La question du rejet des étrangers est aujourd’hui au cœur des débats aux États-Unis d’Amérique, mais aussi en Europe. Derrière les discours politiques et les peurs collectives, des femmes, des hommes et des enfants créés à l’image de Dieu souffrent.
En tant que chrétiens, nous ne pouvons regarder cette réalité uniquement avec les yeux du monde, nous sommes appelés à la discerner à la lumière de la Parole de Dieu.
La Bible parle très souvent de l’étranger, de l’immigré, de celui qui vit loin de sa terre d’origine. Dès l’Ancien Testament, Dieu rappelle à son peuple qu’il a lui-même été étranger : « Tu aimeras l’étranger comme toi-même, car vous avez été étrangers en Égypte » (Lévitique 19:34). Ce commandement n’est pas une suggestion, mais une exigence morale profondément enracinée dans l’histoire du salut.
Le rejet des étrangers naît souvent de la peur : peur de perdre son identité, sa sécurité, son confort. Pourtant, la Bible nous enseigne que la peur n’est pas un fondement solide pour nos décisions. Jésus lui-même a vécu l’expérience de l’exil. Enfant, il a dû fuir avec sa famille en Égypte pour échapper à la violence (Matthieu 2:13-15). Le Fils de Dieu a commencé sa vie sur terre comme réfugié. Ce simple fait devrait marquer notre manière de voir le drame qui frappe aujourd’hui aux portes de nos nations, différemment.
Dans Matthieu 25, Jésus s’identifie explicitement à l’étranger : « J’étais étranger, et vous m’avez accueilli. » Accueillir l’étranger, c’est accueillir Christ lui-même. Le rejeter, c’est risquer de fermer notre cœur à Celui que nous voulons suivre. La foi chrétienne ne se limite pas à des convictions personnelles ; elle se manifeste dans des actes concrets d’amour et de justice.
Garder le discernement
Cela ne signifie pas pour autant que les questions d’immigration sont simples ou qu’elles ne nécessitent pas de sagesse, d’ordre et de responsabilité.

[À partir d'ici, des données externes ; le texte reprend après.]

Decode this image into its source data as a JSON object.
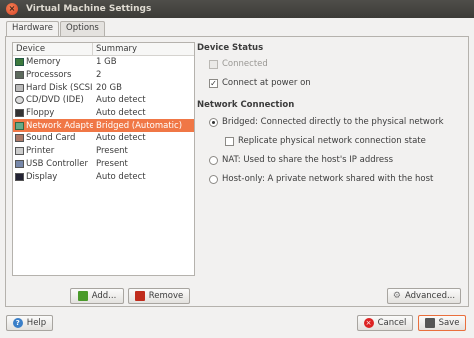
{
  "window": {
    "title": "Virtual Machine Settings"
  },
  "tabs": [
    {
      "label": "Hardware"
    },
    {
      "label": "Options"
    }
  ],
  "device_list": {
    "columns": [
      "Device",
      "Summary"
    ],
    "rows": [
      {
        "device": "Memory",
        "summary": "1 GB",
        "icon": "memory-icon"
      },
      {
        "device": "Processors",
        "summary": "2",
        "icon": "processor-icon"
      },
      {
        "device": "Hard Disk (SCSI)",
        "summary": "20 GB",
        "icon": "hard-disk-icon"
      },
      {
        "device": "CD/DVD (IDE)",
        "summary": "Auto detect",
        "icon": "cd-dvd-icon"
      },
      {
        "device": "Floppy",
        "summary": "Auto detect",
        "icon": "floppy-icon"
      },
      {
        "device": "Network Adapter",
        "summary": "Bridged (Automatic)",
        "icon": "network-adapter-icon",
        "selected": true
      },
      {
        "device": "Sound Card",
        "summary": "Auto detect",
        "icon": "sound-card-icon"
      },
      {
        "device": "Printer",
        "summary": "Present",
        "icon": "printer-icon"
      },
      {
        "device": "USB Controller",
        "summary": "Present",
        "icon": "usb-icon"
      },
      {
        "device": "Display",
        "summary": "Auto detect",
        "icon": "display-icon"
      }
    ]
  },
  "buttons": {
    "add": "Add...",
    "remove": "Remove",
    "advanced": "Advanced...",
    "help": "Help",
    "cancel": "Cancel",
    "save": "Save"
  },
  "device_status": {
    "title": "Device Status",
    "connected": {
      "label": "Connected",
      "checked": false,
      "disabled": true
    },
    "connect_at_power_on": {
      "label": "Connect at power on",
      "checked": true
    }
  },
  "network_connection": {
    "title": "Network Connection",
    "bridged": {
      "label": "Bridged: Connected directly to the physical network",
      "selected": true
    },
    "replicate": {
      "label": "Replicate physical network connection state",
      "checked": false
    },
    "nat": {
      "label": "NAT: Used to share the host's IP address",
      "selected": false
    },
    "host_only": {
      "label": "Host-only: A private network shared with the host",
      "selected": false
    }
  },
  "colors": {
    "selection": "#f07746",
    "titlebar": "#3c3b37",
    "close_button": "#d8452a"
  }
}
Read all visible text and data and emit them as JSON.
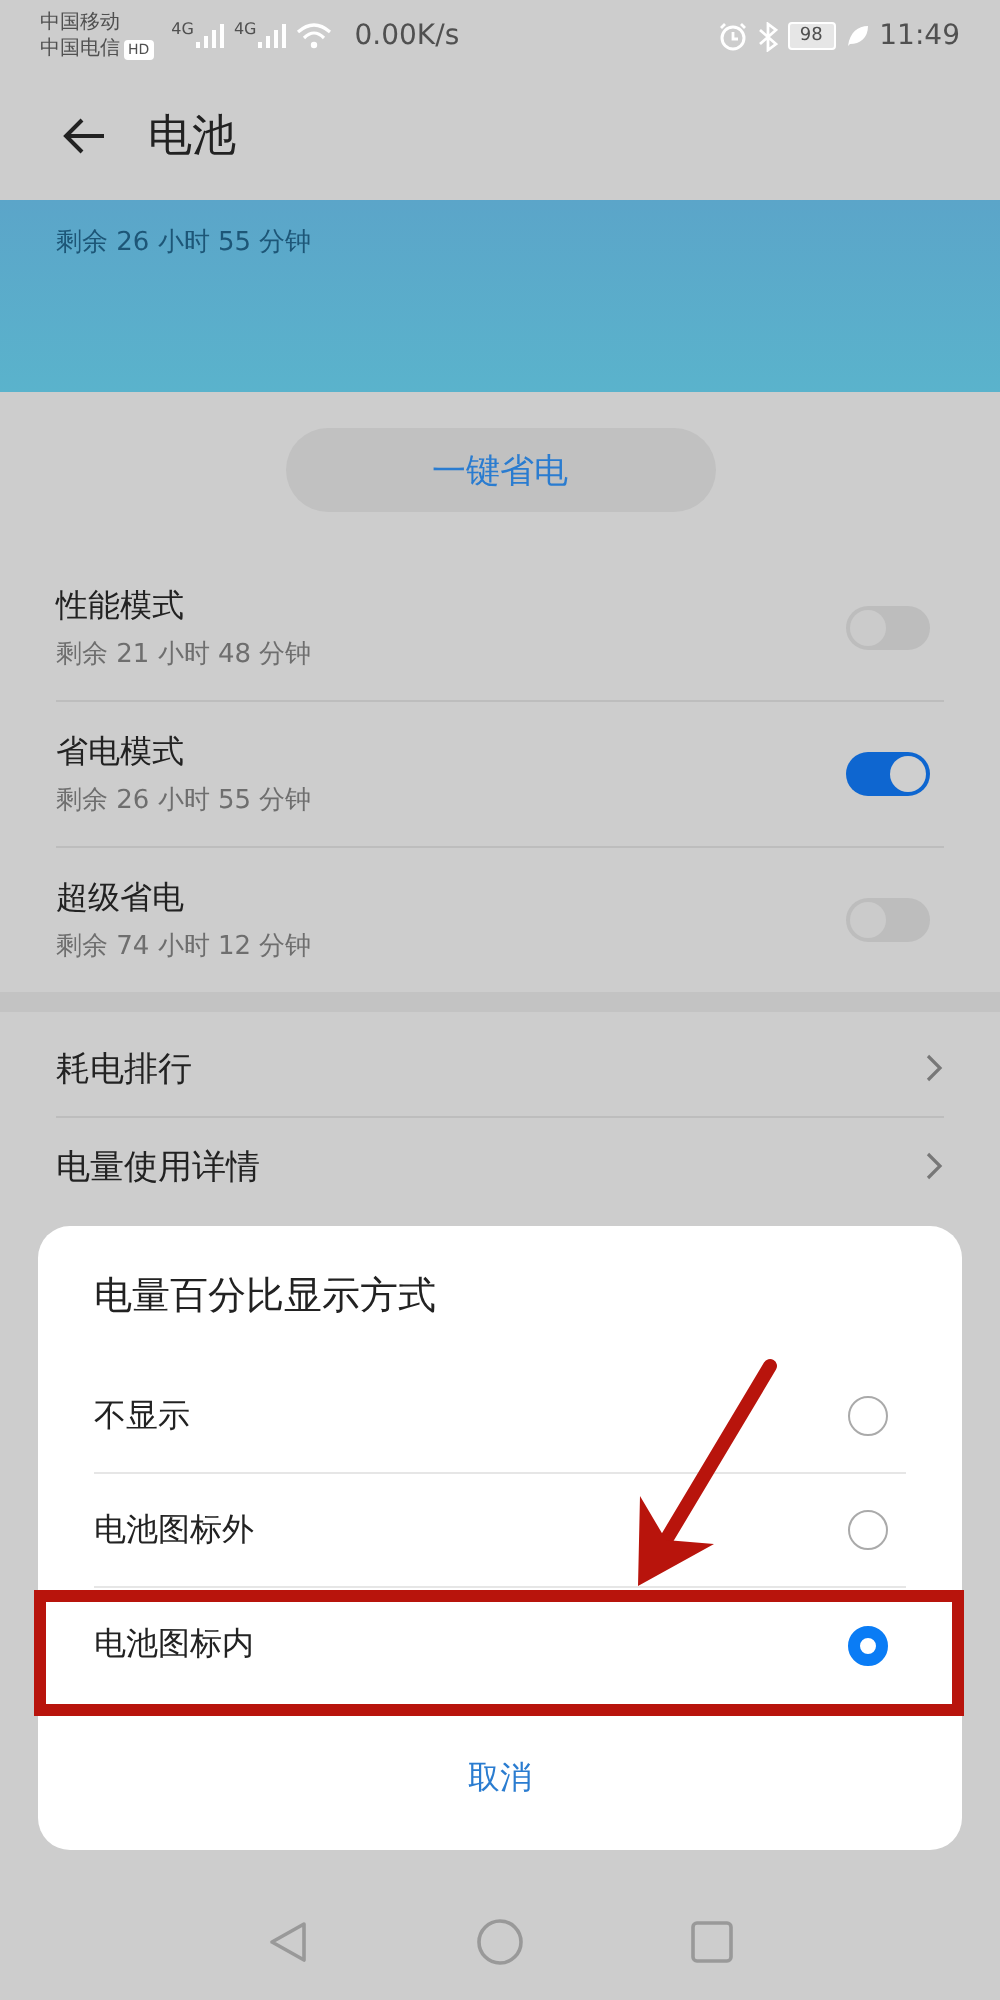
{
  "status_bar": {
    "carriers": [
      "中国移动",
      "中国电信"
    ],
    "hd_badge": "HD",
    "network_badges": [
      "4G",
      "4G"
    ],
    "speed": "0.00K/s",
    "battery": "98",
    "time": "11:49"
  },
  "header": {
    "title": "电池"
  },
  "banner": {
    "remaining": "剩余 26 小时 55 分钟"
  },
  "save_button": "一键省电",
  "modes": [
    {
      "title": "性能模式",
      "subtitle": "剩余 21 小时 48 分钟",
      "on": false
    },
    {
      "title": "省电模式",
      "subtitle": "剩余 26 小时 55 分钟",
      "on": true
    },
    {
      "title": "超级省电",
      "subtitle": "剩余 74 小时 12 分钟",
      "on": false
    }
  ],
  "links": [
    {
      "label": "耗电排行"
    },
    {
      "label": "电量使用详情"
    }
  ],
  "dialog": {
    "title": "电量百分比显示方式",
    "options": [
      {
        "label": "不显示",
        "selected": false,
        "highlighted": false
      },
      {
        "label": "电池图标外",
        "selected": false,
        "highlighted": false
      },
      {
        "label": "电池图标内",
        "selected": true,
        "highlighted": true
      }
    ],
    "cancel": "取消"
  }
}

La Bible reconnaît l’importance des autorités et des lois. Elle nous rappelle néanmoins que la loi suprême est celle de l’amour du prochain. L’Église est appelée à être une voix prophétique, rappelant que chaque vie a une dignité donnée par notre Dieu.
L’Épître aux Hébreux nous exhorte : « N’oubliez pas l’hospitalité ; car, en l’exerçant, quelques-uns ont logé des anges, sans le savoir » (Hébreux 13:2). L’hospitalité biblique est une ouverture du cœur qui reconnaît que Dieu agit souvent à travers ceux que le monde minimise.
Refuser l’indifférence
Face au rejet des étrangers en Amérique, l’Église a une responsabilité particulière. Elle est appelée à prier, à enseigner, à servir et à aimer sans distinction. Être fidèle à l’Évangile, c’est choisir la compassion. C’est rappeler que notre véritable citoyenneté est dans le Royaume de Dieu et que, devant Lui, nous sommes tous des étrangers sauvés par grâce.
Que nos églises deviennent des lieux où l’étranger n’est pas craint, mais accueilli, non comme une menace, mais comme un prochain à aimer, pour la gloire de Dieu.
Une réponse chrétienne
Face à ces enjeux, ne fermons pas les yeux sur l’injustice. En tant que chrétiens, nous pouvons être tentés d’accepter ces raccourcis pour préserver notre tranquillité, mais la Bible nous rappelle pourtant que Dieu appelle son peuple à marcher dans l’intégrité « Celui qui marche dans l’intégrité marche en sécurité » (Proverbes 10:9).
Ayons un cœur transformé par l’Évangile. Choisir la fraternité, c’est faire confiance à Dieu plutôt qu’aux hommes. C’est croire que l’obéissance vaut mieux que les choses de ce monde. C’est rester fidèle à Christ. Jésus nous appelle à être le sel et la lumière du monde, non par des compromis, mais par une vie alignée avec la vérité.
Ainsi, face au rejet des étrangers, la solution chrétienne reste la même : revenir à la croix, se repentir lorsque nos cœurs s’égarent, et choisir chaque jour l’amour, la vérité et la justice. C’est dans cette fidélité que l’Église devient un témoignage vivant du Royaume de Dieu au milieu du monde.